Here’s to hoping you have as many neat solutions as I do chaotic questions 😬

Prateek to Irina (21 Sept, 2023)

Chaotic questions for a chaotic time—perhaps a need of the hour! As for neat solutions, I would point to a lot of what you’ve just mentioned. In analyzing this issue of debt in relational terms, you may have unlocked multiple pathways towards some form of resolution.

First, relational reciprocity shifts the focus from the debt owed between parties (in monetary terms, or otherwise) to the connections between them instead. Seen this way, even if a complete return may not be possible, there may be ways to cultivate a new integrity in the connections and interrelationships between parties. Second, it allows us to expand what we consider debt, to encompass elements of affective breakdown—trust, respect, agency, justice, violence.

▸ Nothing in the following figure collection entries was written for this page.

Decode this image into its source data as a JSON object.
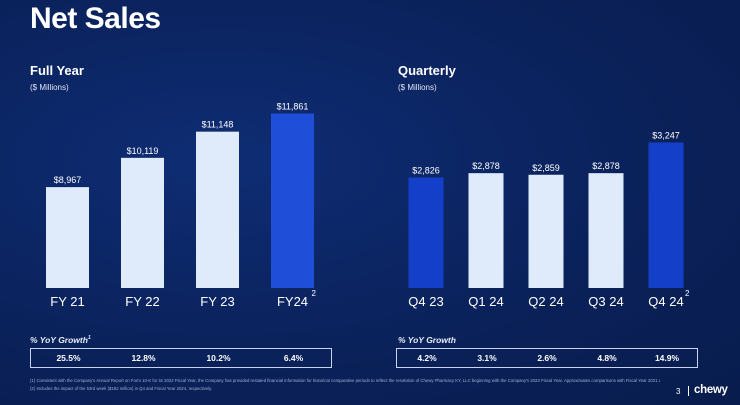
{
  "slide": {
    "title": "Net Sales",
    "page_number": "3",
    "logo_text": "chewy",
    "footnotes": [
      "(1)   Consistent with the Company's Annual Report on Form 10-K for its 2022 Fiscal Year, the Company has provided restated financial information for historical comparative periods to reflect the resolution of Chewy Pharmacy KY, LLC beginning with the Company's 2023 Fiscal Year. Approximates comparisons with Fiscal Year 2021 consistent with previously reported financial information.",
      "(2)   Includes the impact of the 53rd week ($182 million) in Q4 and Fiscal Year 2024, respectively."
    ]
  },
  "annual": {
    "section_title": "Full Year",
    "unit_label": "($ Millions)",
    "yoy_label": "% YoY Growth",
    "yoy_superscript": "1",
    "yoy": [
      "25.5%",
      "12.8%",
      "10.2%",
      "6.4%"
    ],
    "category_superscripts": [
      "",
      "",
      "",
      "2"
    ]
  },
  "quarterly": {
    "section_title": "Quarterly",
    "unit_label": "($ Millions)",
    "yoy_label": "% YoY Growth",
    "yoy": [
      "4.2%",
      "3.1%",
      "2.6%",
      "4.8%",
      "14.9%"
    ],
    "category_superscripts": [
      "",
      "",
      "",
      "",
      "2"
    ]
  },
  "colors": {
    "bar_light": "#dfeafb",
    "bar_highlight": "#1f4fd8",
    "bar_blue": "#1440c9"
  },
  "chart_data": [
    {
      "type": "bar",
      "title": "Full Year",
      "ylabel": "($ Millions)",
      "categories": [
        "FY 21",
        "FY 22",
        "FY 23",
        "FY24"
      ],
      "values": [
        8967,
        10119,
        11148,
        11861
      ],
      "data_labels": [
        "$8,967",
        "$10,119",
        "$11,148",
        "$11,861"
      ],
      "bar_colors": [
        "light",
        "light",
        "light",
        "highlight"
      ],
      "ylim": [
        0,
        12000
      ],
      "grid": false,
      "legend": "none"
    },
    {
      "type": "bar",
      "title": "Quarterly",
      "ylabel": "($ Millions)",
      "categories": [
        "Q4 23",
        "Q1 24",
        "Q2 24",
        "Q3 24",
        "Q4 24"
      ],
      "values": [
        2826,
        2878,
        2859,
        2878,
        3247
      ],
      "data_labels": [
        "$2,826",
        "$2,878",
        "$2,859",
        "$2,878",
        "$3,247"
      ],
      "bar_colors": [
        "blue",
        "light",
        "light",
        "light",
        "blue"
      ],
      "ylim": [
        0,
        3300
      ],
      "grid": false,
      "legend": "none"
    }
  ]
}
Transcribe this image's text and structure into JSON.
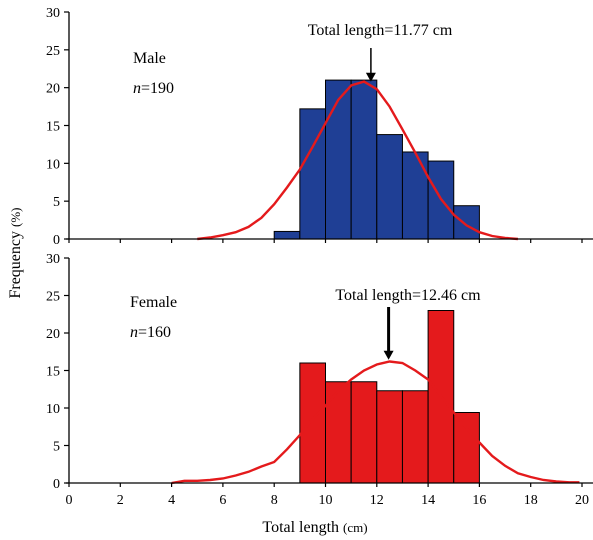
{
  "chart_data": [
    {
      "type": "bar",
      "panel": "male",
      "sex_label": "Male",
      "n_label": "n",
      "n_value": "=190",
      "annotation": "Total length=11.77 cm",
      "mean": 11.77,
      "bin_edges": [
        8,
        9,
        10,
        11,
        12,
        13,
        14,
        15,
        16
      ],
      "values": [
        1.0,
        17.2,
        21.0,
        21.0,
        13.8,
        11.5,
        10.3,
        4.4
      ],
      "bar_color": "#1f3f95",
      "curve_color": "#e41a1c",
      "curve": {
        "x": [
          5,
          5.5,
          6,
          6.5,
          7,
          7.5,
          8,
          8.5,
          9,
          9.5,
          10,
          10.5,
          11,
          11.5,
          12,
          12.5,
          13,
          13.5,
          14,
          14.5,
          15,
          15.5,
          16,
          16.5,
          17,
          17.5
        ],
        "y": [
          0,
          0.2,
          0.5,
          0.9,
          1.6,
          2.8,
          4.6,
          6.8,
          9.2,
          12.2,
          15.3,
          18.4,
          20.3,
          20.8,
          19.8,
          17.5,
          14.5,
          11.4,
          8.2,
          5.3,
          3.2,
          1.8,
          0.9,
          0.4,
          0.15,
          0
        ]
      },
      "ylim": [
        0,
        30
      ],
      "yticks": [
        0,
        5,
        10,
        15,
        20,
        25,
        30
      ]
    },
    {
      "type": "bar",
      "panel": "female",
      "sex_label": "Female",
      "n_label": "n",
      "n_value": "=160",
      "annotation": "Total length=12.46 cm",
      "mean": 12.46,
      "bin_edges": [
        9,
        10,
        11,
        12,
        13,
        14,
        15,
        16
      ],
      "values": [
        16.0,
        13.5,
        13.5,
        12.3,
        12.3,
        23.0,
        9.4
      ],
      "bar_color": "#e41a1c",
      "curve_color": "#e41a1c",
      "curve": {
        "x": [
          4,
          4.5,
          5,
          5.5,
          6,
          6.5,
          7,
          7.5,
          8,
          8.5,
          9,
          9.5,
          10,
          10.5,
          11,
          11.5,
          12,
          12.5,
          13,
          13.5,
          14,
          14.5,
          15,
          15.5,
          16,
          16.5,
          17,
          17.5,
          18,
          18.5,
          19,
          19.5,
          19.9
        ],
        "y": [
          0,
          0.3,
          0.3,
          0.4,
          0.6,
          1.0,
          1.5,
          2.2,
          2.8,
          4.5,
          6.4,
          8.6,
          10.3,
          12.3,
          13.8,
          15.0,
          15.8,
          16.2,
          16.0,
          15.0,
          13.8,
          11.6,
          9.4,
          7.3,
          5.4,
          3.6,
          2.3,
          1.3,
          0.8,
          0.4,
          0.2,
          0.1,
          0.1
        ]
      },
      "ylim": [
        0,
        30
      ],
      "yticks": [
        0,
        5,
        10,
        15,
        20,
        25,
        30
      ]
    }
  ],
  "axes": {
    "xlabel_main": "Total length",
    "xlabel_unit": "(cm)",
    "ylabel_main": "Frequency",
    "ylabel_unit": "(%)",
    "xlim": [
      0,
      20
    ],
    "xticks": [
      0,
      2,
      4,
      6,
      8,
      10,
      12,
      14,
      16,
      18,
      20
    ],
    "xtick_labels": [
      "0",
      "2",
      "4",
      "6",
      "8",
      "10",
      "12",
      "14",
      "16",
      "18",
      "20"
    ]
  }
}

In some ways, to seek monetary reparations from imperialists (past and present) is seeking reconciliation within the terms of what is effectively a colonial economic construction. Borrowing from Audre Lorde, to earn a piece of the “master’s tools” may not restore the dignity of your own (now discontinued? tools). All of this is to say—the first step towards a shared ethic of reciprocity is the delicate establishment of the relationships themselves, with its attendant prerequisites of epistemic, moral, and material justice.

Even so, this approach functions within a longer arc of change and may not directly apply to your charge of responding to the now. Anger drives me as well, more often than not (personally, I find it to be a useful catalyst), especially when the world of former (and current) imperialists would much rather respond to a calamity within Europe than acknowledge the slow rupture of postcolonial and indigenous societies. I say this not to compare tragedies but to point to this hypocrisy, to the unapologetic hierarchy of trauma that exists within global society. I would like to believe that pain can neither be measured nor repaid but it would appear that the Global North thinks and acts otherwise. Some pains seems to be worth more than others.

I have to agree with you. Repayment is a detour, a necessary one. I would add that the urgency of the now might necessitate that this detour instead function as parallel (and sometimes intersecting) streams—repayment, relational reconstruction, and reciprocity existing and executed in tandem, as multiple micro-interventions slowly amalgamating towards a planetary scale solution. Perhaps there’s a framework here. These might also be opportunities to amplify existing relational community practices that you mention—gift economies, grace, and sewa (you’re right), and others. I am reminded here of my mother who, for years now, has been exchanging a tiffin box of food with our neighbour because neither believes in returning it empty. This cycle of debt is relational, felt and embodied and cannot be reduced to an act of balancing accounts.

So I guess you had the solutions all along! I knew I could trust you.